Tiap detik kau bertambah satu
Tiap jam kau bertambah satu
Tiap hari kau bertambah satu
Tiap bulan kau bertambah satu
Tiap tahun kau bertambah satu
Engkau berusia, engkau ada, waktu
Hahahahhahahaha siapa berujar begitu ?
Itu semua karanganmu saja, hanya imaji
Kau melihatku ada karena kau melihat matahari
Ketika ia muncul, maka kau hitung sebagai satu aku
Ada juga kau yang melihat bulan
Ketika ia muncul, maka kau hitung sebagai satu aku
Itu semua kau sebut dengan tanggalan
Begitulah kau melihat aku
Aku hanya terdiam saja melihat Waktu berkata
Aku termenung, selama ini apa yang mengekangku ?

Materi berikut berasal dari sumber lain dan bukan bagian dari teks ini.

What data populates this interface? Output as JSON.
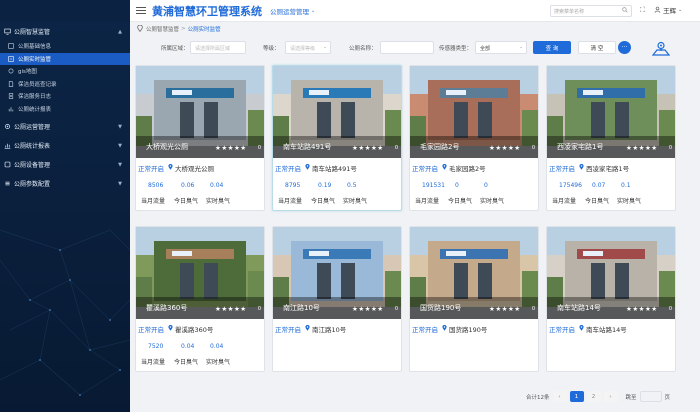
{
  "header": {
    "system_title": "黄浦智慧环卫管理系统",
    "module": "公厕运营管理",
    "search_placeholder": "搜索菜单名称",
    "user": "王辉"
  },
  "sidebar": {
    "groups": [
      {
        "label": "公厕智慧监管",
        "icon": "monitor-icon",
        "expanded": true,
        "items": [
          {
            "label": "公厕基础信息",
            "active": false
          },
          {
            "label": "公厕实时监管",
            "active": true
          },
          {
            "label": "gis地图",
            "active": false
          },
          {
            "label": "保洁员巡查记录",
            "active": false
          },
          {
            "label": "保洁服务日志",
            "active": false
          },
          {
            "label": "公厕统计报表",
            "active": false
          }
        ]
      },
      {
        "label": "公厕运营管理",
        "icon": "settings-icon"
      },
      {
        "label": "公厕统计报表",
        "icon": "chart-icon"
      },
      {
        "label": "公厕设备管理",
        "icon": "device-icon"
      },
      {
        "label": "公厕参数配置",
        "icon": "config-icon"
      }
    ]
  },
  "breadcrumb": [
    "公厕智慧监管",
    "公厕实时监管"
  ],
  "filters": {
    "area_label": "所属区域：",
    "area_placeholder": "请选择所属区域",
    "level_label": "等级：",
    "level_placeholder": "请选择等级",
    "name_label": "公厕名称：",
    "name_value": "",
    "sensor_label": "传感器类型：",
    "sensor_value": "全部",
    "query_label": "查 询",
    "reset_label": "清 空",
    "more_label": "···"
  },
  "cards": [
    {
      "name": "大桥观光公厕",
      "status": "正常开启",
      "address": "大桥观光公厕",
      "stars": "★★★★★",
      "score": "0",
      "flow": "8506",
      "smell_today": "0.06",
      "smell_now": "0.04",
      "highlight": false
    },
    {
      "name": "南车站路491号",
      "status": "正常开启",
      "address": "南车站路491号",
      "stars": "★★★★★",
      "score": "0",
      "flow": "8795",
      "smell_today": "0.19",
      "smell_now": "0.5",
      "highlight": true
    },
    {
      "name": "毛家园路2号",
      "status": "正常开启",
      "address": "毛家园路2号",
      "stars": "★★★★★",
      "score": "0",
      "flow": "191531",
      "smell_today": "0",
      "smell_now": "0",
      "highlight": false
    },
    {
      "name": "西凌家宅路1号",
      "status": "正常开启",
      "address": "西凌家宅路1号",
      "stars": "★★★★★",
      "score": "0",
      "flow": "175496",
      "smell_today": "0.07",
      "smell_now": "0.1",
      "highlight": false
    },
    {
      "name": "瞿溪路360号",
      "status": "正常开启",
      "address": "瞿溪路360号",
      "stars": "★★★★★",
      "score": "0",
      "flow": "7520",
      "smell_today": "0.04",
      "smell_now": "0.04",
      "highlight": false
    },
    {
      "name": "南江路10号",
      "status": "正常开启",
      "address": "南江路10号",
      "stars": "★★★★★",
      "score": "0",
      "flow": "",
      "smell_today": "",
      "smell_now": "",
      "highlight": false
    },
    {
      "name": "国货路190号",
      "status": "正常开启",
      "address": "国货路190号",
      "stars": "★★★★★",
      "score": "0",
      "flow": "",
      "smell_today": "",
      "smell_now": "",
      "highlight": false
    },
    {
      "name": "南车站路14号",
      "status": "正常开启",
      "address": "南车站路14号",
      "stars": "★★★★★",
      "score": "0",
      "flow": "",
      "smell_today": "",
      "smell_now": "",
      "highlight": false
    }
  ],
  "card_labels": {
    "flow": "当月流量",
    "smell_today": "今日臭气",
    "smell_now": "实时臭气"
  },
  "pagination": {
    "total_text": "合计12条",
    "pages": [
      "1",
      "2"
    ],
    "current": "1",
    "prev": "‹",
    "next": "›",
    "goto_label": "跳至",
    "page_suffix": "页"
  },
  "colors": {
    "primary": "#1f6bd9",
    "sidebar_bg": "#0c2546",
    "active_menu": "#1b5cc4"
  }
}
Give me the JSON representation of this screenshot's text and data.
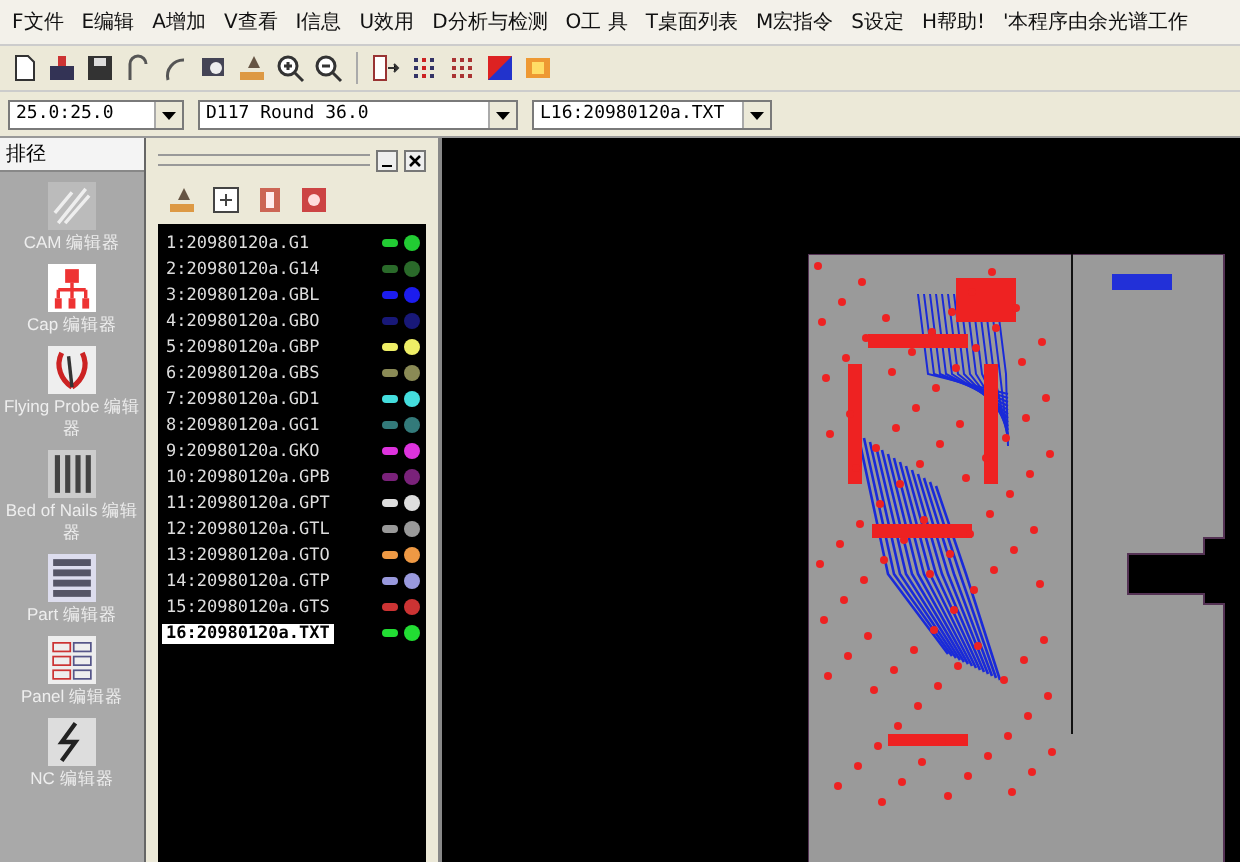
{
  "menu": [
    "F文件",
    "E编辑",
    "A增加",
    "V查看",
    "I信息",
    "U效用",
    "D分析与检测",
    "O工 具",
    "T桌面列表",
    "M宏指令",
    "S设定",
    "H帮助!",
    "'本程序由余光谱工作"
  ],
  "selectors": [
    {
      "value": "25.0:25.0"
    },
    {
      "value": "D117  Round 36.0"
    },
    {
      "value": "L16:20980120a.TXT"
    }
  ],
  "sidebar": {
    "title": "排径",
    "items": [
      {
        "kind": "cam",
        "label": "CAM 编辑器"
      },
      {
        "kind": "cap",
        "label": "Cap 编辑器"
      },
      {
        "kind": "probe",
        "label": "Flying Probe 编辑器"
      },
      {
        "kind": "nails",
        "label": "Bed of Nails 编辑器"
      },
      {
        "kind": "part",
        "label": "Part 编辑器"
      },
      {
        "kind": "panel",
        "label": "Panel 编辑器"
      },
      {
        "kind": "nc",
        "label": "NC 编辑器"
      }
    ]
  },
  "layers": [
    {
      "label": "1:20980120a.G1",
      "color": "#22cc33",
      "selected": false
    },
    {
      "label": "2:20980120a.G14",
      "color": "#2a6a2a",
      "selected": false
    },
    {
      "label": "3:20980120a.GBL",
      "color": "#1c1cee",
      "selected": false
    },
    {
      "label": "4:20980120a.GBO",
      "color": "#181878",
      "selected": false
    },
    {
      "label": "5:20980120a.GBP",
      "color": "#eeee66",
      "selected": false
    },
    {
      "label": "6:20980120a.GBS",
      "color": "#8a8a55",
      "selected": false
    },
    {
      "label": "7:20980120a.GD1",
      "color": "#44dddd",
      "selected": false
    },
    {
      "label": "8:20980120a.GG1",
      "color": "#337a7a",
      "selected": false
    },
    {
      "label": "9:20980120a.GKO",
      "color": "#dd33dd",
      "selected": false
    },
    {
      "label": "10:20980120a.GPB",
      "color": "#7a227a",
      "selected": false
    },
    {
      "label": "11:20980120a.GPT",
      "color": "#dddddd",
      "selected": false
    },
    {
      "label": "12:20980120a.GTL",
      "color": "#999999",
      "selected": false
    },
    {
      "label": "13:20980120a.GTO",
      "color": "#ee9944",
      "selected": false
    },
    {
      "label": "14:20980120a.GTP",
      "color": "#9999dd",
      "selected": false
    },
    {
      "label": "15:20980120a.GTS",
      "color": "#cc3333",
      "selected": false
    },
    {
      "label": "16:20980120a.TXT",
      "color": "#22dd33",
      "selected": true
    }
  ]
}
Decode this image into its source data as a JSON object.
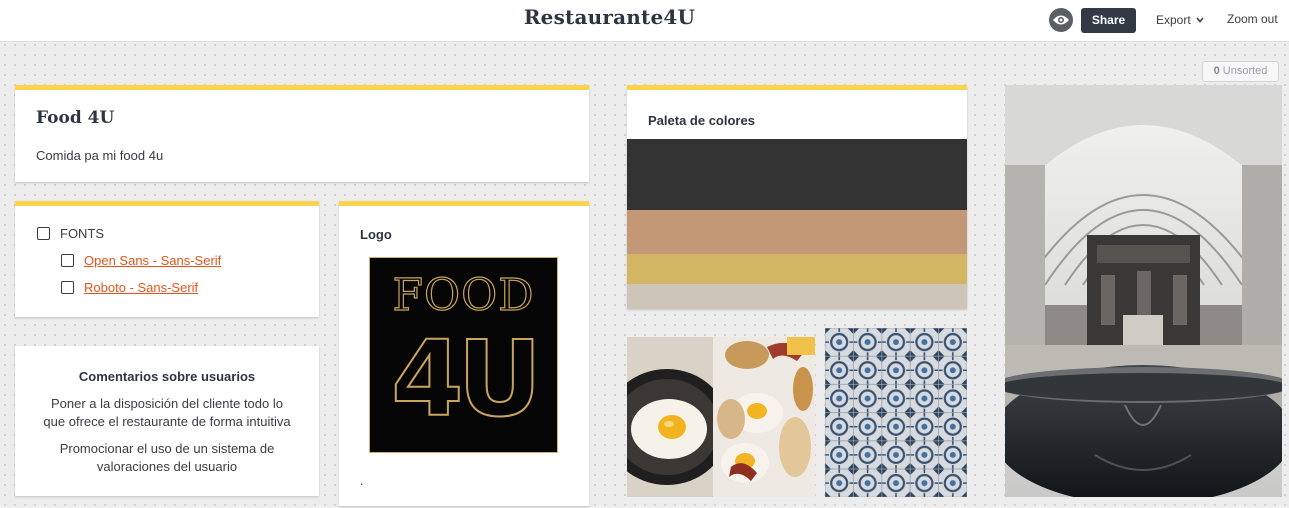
{
  "header": {
    "title": "Restaurante4U",
    "share_label": "Share",
    "export_label": "Export",
    "zoom_label": "Zoom out"
  },
  "unsorted": {
    "count": "0",
    "label": "Unsorted"
  },
  "note_card": {
    "title": "Food 4U",
    "body": "Comida pa mi food 4u"
  },
  "todo_card": {
    "items": [
      {
        "label": "FONTS",
        "checked": false
      },
      {
        "label": "Open Sans - Sans-Serif",
        "checked": false
      },
      {
        "label": "Roboto - Sans-Serif",
        "checked": false
      }
    ]
  },
  "comments_card": {
    "title": "Comentarios sobre usuarios",
    "paragraph1": "Poner a la disposición del cliente todo lo que ofrece el restaurante de forma intuitiva",
    "paragraph2": "Promocionar el uso de un sistema de valoraciones del usuario"
  },
  "logo_card": {
    "title": "Logo",
    "logo_line1": "FOOD",
    "logo_line2": "4U",
    "caption": "."
  },
  "palette_card": {
    "title": "Paleta de colores",
    "colors": [
      "#333333",
      "#c29876",
      "#d3b663",
      "#cdc5b7"
    ]
  },
  "images": [
    {
      "name": "breakfast-eggs-image",
      "icon": "food-photo"
    },
    {
      "name": "azulejo-tiles-image",
      "icon": "tile-pattern-photo"
    },
    {
      "name": "museum-hall-image",
      "icon": "architecture-photo"
    }
  ]
}
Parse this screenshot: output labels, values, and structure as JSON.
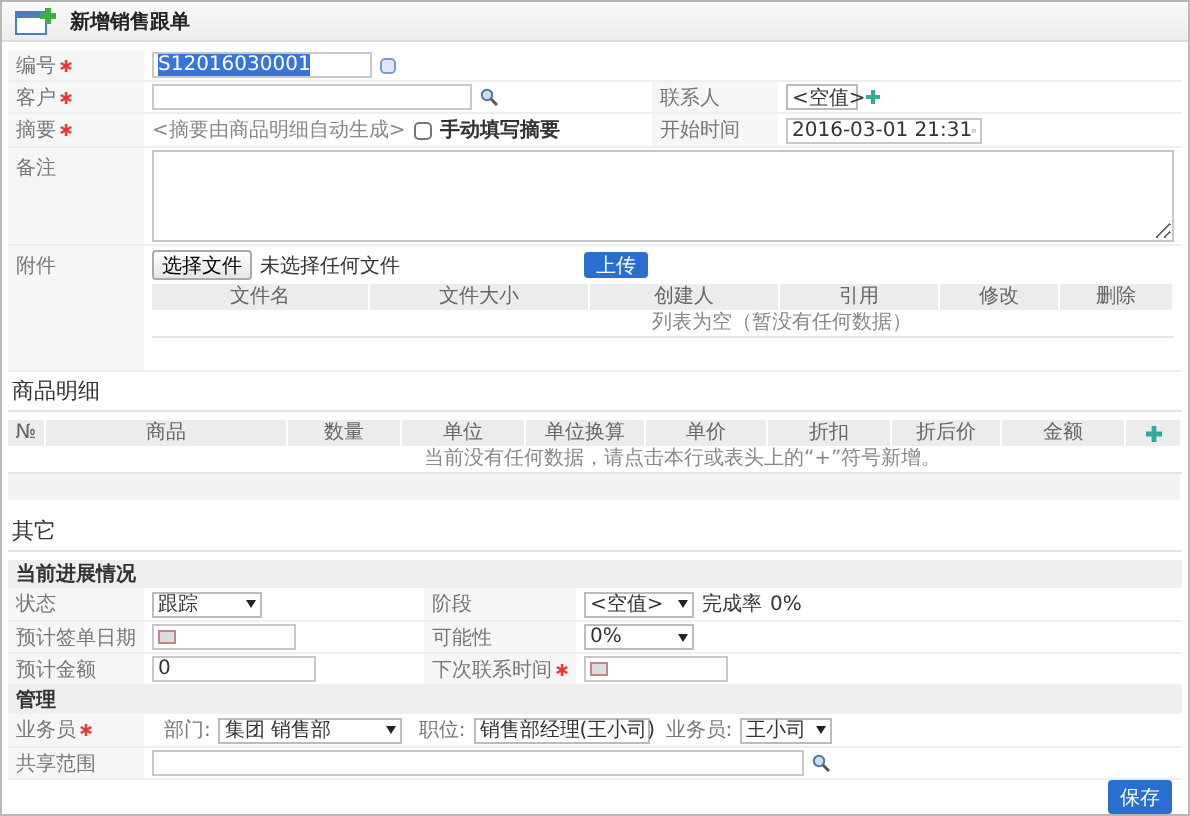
{
  "title": "新增销售跟单",
  "basic": {
    "number": {
      "label": "编号",
      "required": true,
      "value": "S12016030001",
      "value_selected": true
    },
    "customer": {
      "label": "客户",
      "required": true
    },
    "contact": {
      "label": "联系人",
      "value": "<空值>"
    },
    "summary": {
      "label": "摘要",
      "required": true,
      "hint": "<摘要由商品明细自动生成>",
      "checkbox_label": "手动填写摘要",
      "checked": false
    },
    "start_time": {
      "label": "开始时间",
      "value": "2016-03-01 21:31"
    },
    "remark": {
      "label": "备注"
    },
    "attachment": {
      "label": "附件",
      "choose_button": "选择文件",
      "file_status": "未选择任何文件",
      "upload_button": "上传",
      "columns": [
        "文件名",
        "文件大小",
        "创建人",
        "引用",
        "修改",
        "删除"
      ],
      "empty_message": "列表为空（暂没有任何数据）"
    }
  },
  "products": {
    "title": "商品明细",
    "columns": [
      "№",
      "商品",
      "数量",
      "单位",
      "单位换算",
      "单价",
      "折扣",
      "折后价",
      "金额"
    ],
    "empty_message": "当前没有任何数据，请点击本行或表头上的“+”符号新增。"
  },
  "other": {
    "title": "其它",
    "progress": {
      "title": "当前进展情况",
      "rows": [
        {
          "left": {
            "label": "状态",
            "required": false,
            "kind": "select",
            "value": "跟踪"
          },
          "right": {
            "label": "阶段",
            "required": false,
            "kind": "select",
            "value": "<空值>",
            "note_label": "完成率",
            "note_value": "0%"
          }
        },
        {
          "left": {
            "label": "预计签单日期",
            "required": false,
            "kind": "date"
          },
          "right": {
            "label": "可能性",
            "required": false,
            "kind": "select",
            "value": "0%"
          }
        },
        {
          "left": {
            "label": "预计金额",
            "required": false,
            "kind": "text",
            "value": "0"
          },
          "right": {
            "label": "下次联系时间",
            "required": true,
            "kind": "date"
          }
        }
      ]
    },
    "management": {
      "title": "管理",
      "salesman": {
        "label": "业务员",
        "required": true,
        "pickers": [
          {
            "label": "部门:",
            "value": "集团 销售部"
          },
          {
            "label": "职位:",
            "value": "销售部经理(王小司)"
          },
          {
            "label": "业务员:",
            "value": "王小司"
          }
        ]
      },
      "share": {
        "label": "共享范围",
        "required": false
      }
    }
  },
  "save_button": "保存"
}
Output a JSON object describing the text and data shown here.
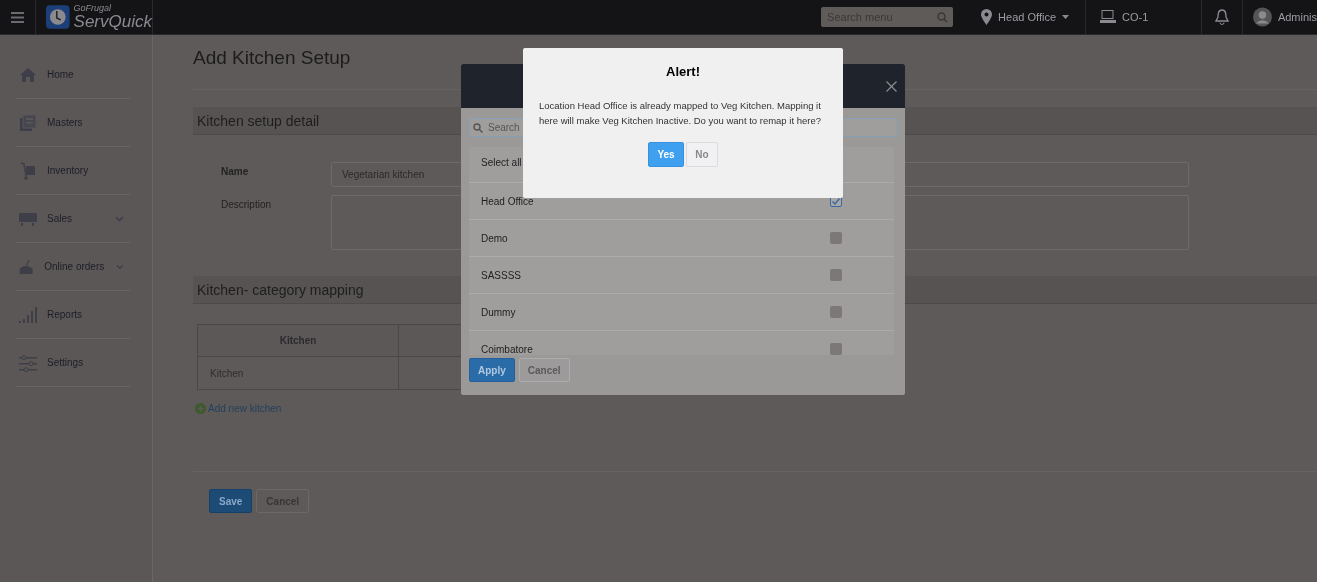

Aku bertanya lagi, Waktu, kalau bukan kau, lalu apa ?
Apa arti dari angka-angka yang berjejer di tembok itu ?
Angka yang berjejer di tembok itu hanya coretan
Coretan yang kau buat untuk mengenangku
Coretan yang kau buat, sekedar untuk ukuran
Ukuran untuk dirimu sendiri, bukan untuk aku
Aku tak terhitung, kau yang terhitung dan menghitung
Aku ada, hanya ada, kau yang mengada-ngada
Karena mengada-ada, seringkali kau berakhir buntung
Aku lebih dari sekedar hitungan yang ada
Kalau begitu, apa arti dari siang dan malam ?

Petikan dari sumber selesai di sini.